1970年代に前作G-2 ガレブ及びT-33の後継として開発された機体で、名称こそガレブを受け継いでいるが全くの新設計機である。初号機は1978年7月17日に、2号機は翌年12月17日にそれぞれ初飛行した。1980年12月17日には前量産型機が初飛行し、全規模生産は1983年に開始され、1985年からユーゴスラビア空軍への引き渡しを開始。ユーゴスラビア空軍の曲技飛行隊レテッチェ・スヴェズデ英語版」でも使用されていた。少数ながらミャンマーへ輸出もされている。

機体はBAe ホークに似た低翼の単発機で、主翼は22度の後退角を持つ後退翼となっている。 タンデム複座のコックピットは後席が25cm高く配置され、前後どちらにもマーチンベーカー製の射出座席を装備している。中央胴体下部には離陸補助用ロケットの装備も可能とされているが、実際に使用されたかどうかは不明である。主翼下と胴体下に合計5箇所のハードポイントを備え、軽攻撃機としての使用も可能。

総生産数は136機に達したとされているが、ユーゴスラビア紛争の影響で91機の生産に留まったとする資料もある。1992年5月にソコ社のモスタル工場が閉鎖された際はまだ数機の機体フレームが未完成状態のまま残っており、生産用の治工具はUTVA社に引き取られたが、生産の再開は確認されておらず、そのまま生産は終了したと見られている。

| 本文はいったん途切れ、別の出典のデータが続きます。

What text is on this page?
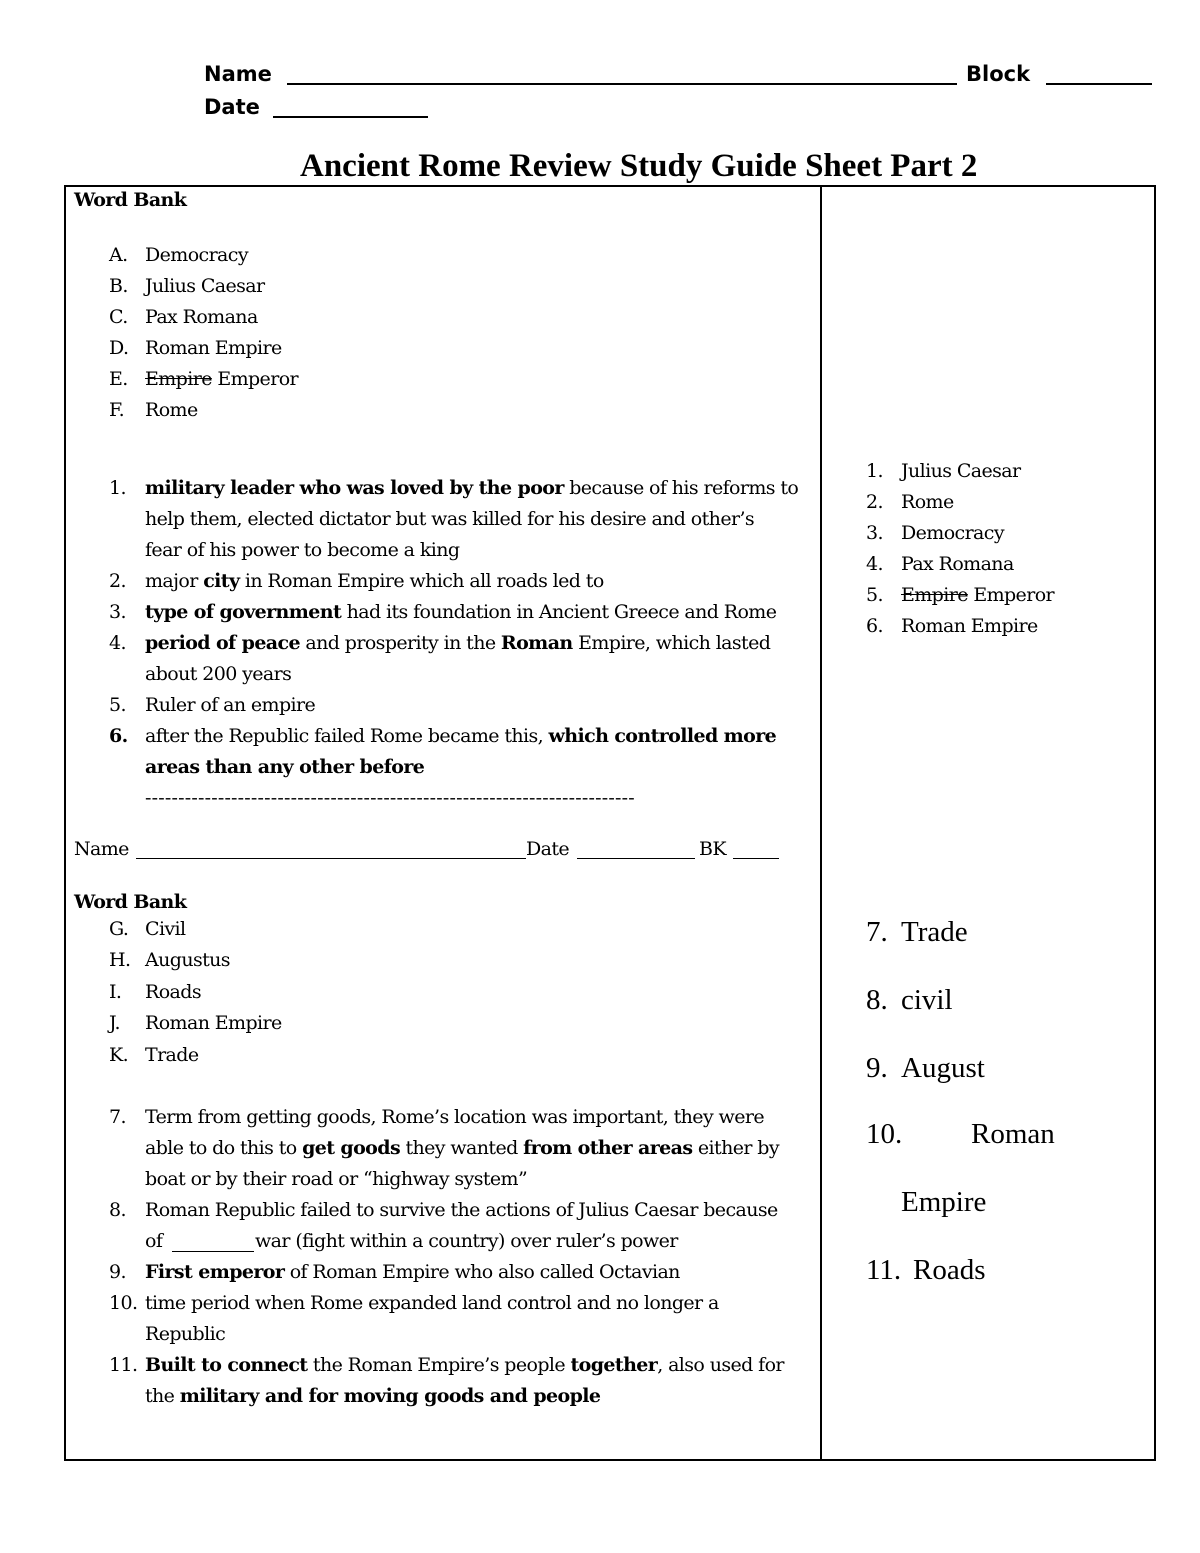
Name	Block
Date
Ancient Rome Review Study Guide Sheet Part 2
Word Bank
A. Democracy
B. Julius Caesar
C. Pax Romana
D. Roman Empire
E. Empire Emperor
F. Rome
1. military leader who was loved by the poor because of his reforms to
help them, elected dictator but was killed for his desire and other’s
fear of his power to become a king
2. major city in Roman Empire which all roads led to
3. type of government had its foundation in Ancient Greece and Rome
4. period of peace and prosperity in the Roman Empire, which lasted
about 200 years
5. Ruler of an empire
6. after the Republic failed Rome became this, which controlled more
areas than any other before
--------------------------------------------------------------------------
1. Julius Caesar
2. Rome
3. Democracy
4. Pax Romana
5. Empire Emperor
6. Roman Empire
Name	Date	BK
Word Bank
G. Civil
H. Augustus
I. Roads
J. Roman Empire
K. Trade
7. Term from getting goods, Rome’s location was important, they were
able to do this to get goods they wanted from other areas either by
boat or by their road or “highway system”
8. Roman Republic failed to survive the actions of Julius Caesar because
of	war (fight within a country) over ruler’s power
9. First emperor of Roman Empire who also called Octavian
10. time period when Rome expanded land control and no longer a
Republic
11. Built to connect the Roman Empire’s people together, also used for
the military and for moving goods and people
7. Trade
8. civil
9. August
10. Roman
Empire
11. Roads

その前年には対地攻撃能力を強化したG-4Mという派生型が発表されており、機外搭載重量を増やし、電子機器の近代化や主翼端へ空対空ミサイル用ランチャーの装備を行うとされ、J-21ヤストレブ英語版の後継として装備が進められるとも言われていたが、実用化には至らなかった。

ボスニア・ヘルツェゴビナ紛争の際は、旧ユーゴスラビア空軍機の一部がセルビア人勢力によって使用されていた。一連の紛争を生き延びた機体は現在も旧ユーゴスラビア諸国で運用されており、セルビアが保有する機体の一部は近代化改修を施されたG-4MDとなっている。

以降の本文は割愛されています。